Yeah, I'm afraid for the life of this thread as I think it might bring out a lot of division and ad hominem attacks.
I would never say one was superior to the other in any way. But to answer your question, I would put myself under the category of not making any distinctions in my head. Like with many things I read, I only remember and assimilate what is useful to me and build my own system around that. My goals being first to understand myself - and if I feel like it, try and understand others. Having said that though, I prefer Jung and feel he was more wrongly reviled, though I would think, at this point, both are fairly reviled.

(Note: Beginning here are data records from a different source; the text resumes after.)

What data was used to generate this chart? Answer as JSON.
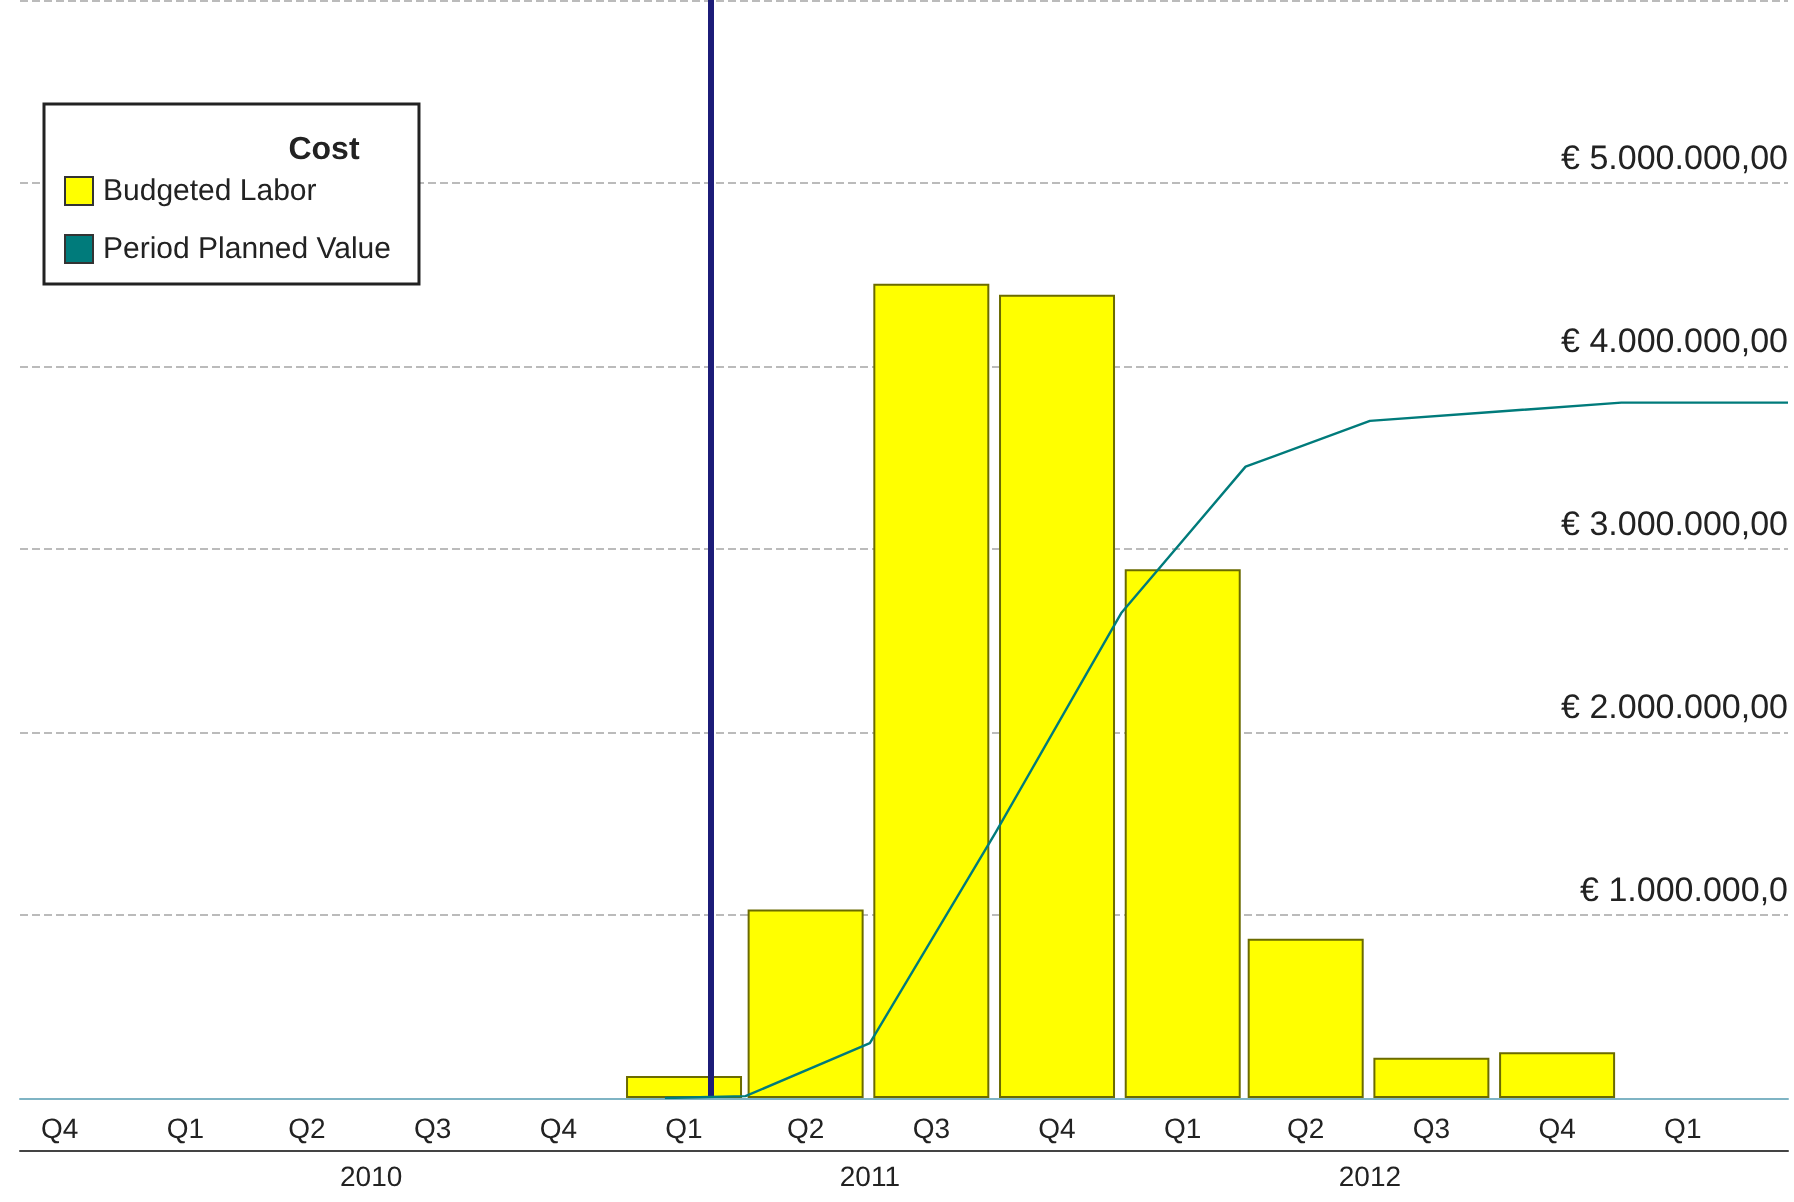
{
  "chart_data": {
    "type": "bar",
    "legend_title": "Cost",
    "xlim": [
      "2009-10-17",
      "2013-05-03"
    ],
    "xticks": [
      {
        "value": "2009-11-15",
        "label": "Q4"
      },
      {
        "value": "2010-02-15",
        "label": "Q1"
      },
      {
        "value": "2010-05-15",
        "label": "Q2"
      },
      {
        "value": "2010-08-15",
        "label": "Q3"
      },
      {
        "value": "2010-11-15",
        "label": "Q4"
      },
      {
        "value": "2011-02-15",
        "label": "Q1"
      },
      {
        "value": "2011-05-15",
        "label": "Q2"
      },
      {
        "value": "2011-08-15",
        "label": "Q3"
      },
      {
        "value": "2011-11-15",
        "label": "Q4"
      },
      {
        "value": "2012-02-15",
        "label": "Q1"
      },
      {
        "value": "2012-05-15",
        "label": "Q2"
      },
      {
        "value": "2012-08-15",
        "label": "Q3"
      },
      {
        "value": "2012-11-15",
        "label": "Q4"
      },
      {
        "value": "2013-02-15",
        "label": "Q1"
      }
    ],
    "x2lim": [
      "2009-10-17",
      "2013-05-03"
    ],
    "x2ticks": [
      {
        "value": "2010-07-01",
        "label": "2010"
      },
      {
        "value": "2011-07-01",
        "label": "2011"
      },
      {
        "value": "2012-07-01",
        "label": "2012"
      }
    ],
    "ylim": [
      0,
      6000000
    ],
    "yticks": [
      {
        "value": 1000000,
        "label": "€ 1.000.000,0"
      },
      {
        "value": 2000000,
        "label": "€ 2.000.000,00"
      },
      {
        "value": 3000000,
        "label": "€ 3.000.000,00"
      },
      {
        "value": 4000000,
        "label": "€ 4.000.000,00"
      },
      {
        "value": 5000000,
        "label": "€ 5.000.000,00"
      }
    ],
    "series": [
      {
        "name": "Budgeted Labor",
        "color": "#ffff00",
        "x": [
          "2011-02-15",
          "2011-05-15",
          "2011-08-15",
          "2011-11-15",
          "2012-02-15",
          "2012-05-15",
          "2012-08-15",
          "2012-11-15"
        ],
        "values": [
          120000,
          1030000,
          4450000,
          4390000,
          2890000,
          870000,
          220000,
          250000
        ]
      },
      {
        "name": "Period Planned Value",
        "type": "line",
        "color": "#007b7b",
        "x": [
          "2011-02-01",
          "2011-04-01",
          "2011-07-01",
          "2011-10-01",
          "2012-01-01",
          "2012-04-01",
          "2012-07-01",
          "2012-10-01",
          "2013-01-01",
          "2013-05-03"
        ],
        "values": [
          0,
          10000,
          300000,
          1450000,
          2650000,
          3450000,
          3700000,
          3750000,
          3800000,
          3800000
        ]
      }
    ],
    "ref_lines": [
      {
        "axis": "x",
        "value": "2011-03-07",
        "color": "#1c1c78"
      }
    ],
    "grid": "y",
    "legend": "top left",
    "marker": "none",
    "line_style": "solid"
  }
}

Why do I prefer Jung? Two words: cognitive functions. It's an essential part of how I understand myself and the world now for reasons that are very obvious to me and I hope is obvious to most who are familiar with it. I know that he can be considered esoteric and mystic, but it's usually by those who haven't considered his work with enough open-mindedness. His approach to his research is methodical, analytical, and insightful and though his writing is very dry and seemingly esoteric - his ambitions are not. Tough to go into the details without making this a teal deer post, but suffice it to say, I think it takes a certain kind of personal honesty and humility to be able to approach a topic as mystical as synchronicity (or ESP - extra-sensory perception) as an academic. He's written an actual book called
Synchronicity if anyone wants to check it out. Yet there wasn't a single course, at least at my school, that read Jung at all. Or even any professor for that matter that I could find.
Freud on the other hand I've had to read dozens of times for numerous classes. Especially "Civilization and Its Discontents." Like most theorists I've read, I found that though his critique of the contemporary modern society was dead on, any normative theories deriving from either a critique of the modern man or society were faulty, at best. Normative judgments almost always have a ring of personal projection to them. While Freud was a big deal to a lot of people and is rightfully considered influential, he is mostly ignored nowadays in contemporary academia, though his legacy remains - at least this was the case the last time I checked. Karl Marx was kind of the same way in that respect. Nowadays, I know academics are more into the psychoanalysts that emerged from the direct influence of Freud, rather than Freud himself.
The real disagreements and division between them in my eyes are their theories on the unconscious. Freud saw it as more of a repository for emotional baggage while Jung saw it in a more positive affirming light. I'd say that they're both right and their respective theories are certainly not in direct contradiction to each other.
I think it's pretty clear Freud is more popular, at least in general society. And I hate to say it without inviting a lot of misunderstanding, but I think it's really an academic politics thing with regard to the question of popularity and reviled-ness.
That's all I got. We'll see how this thread unfolds.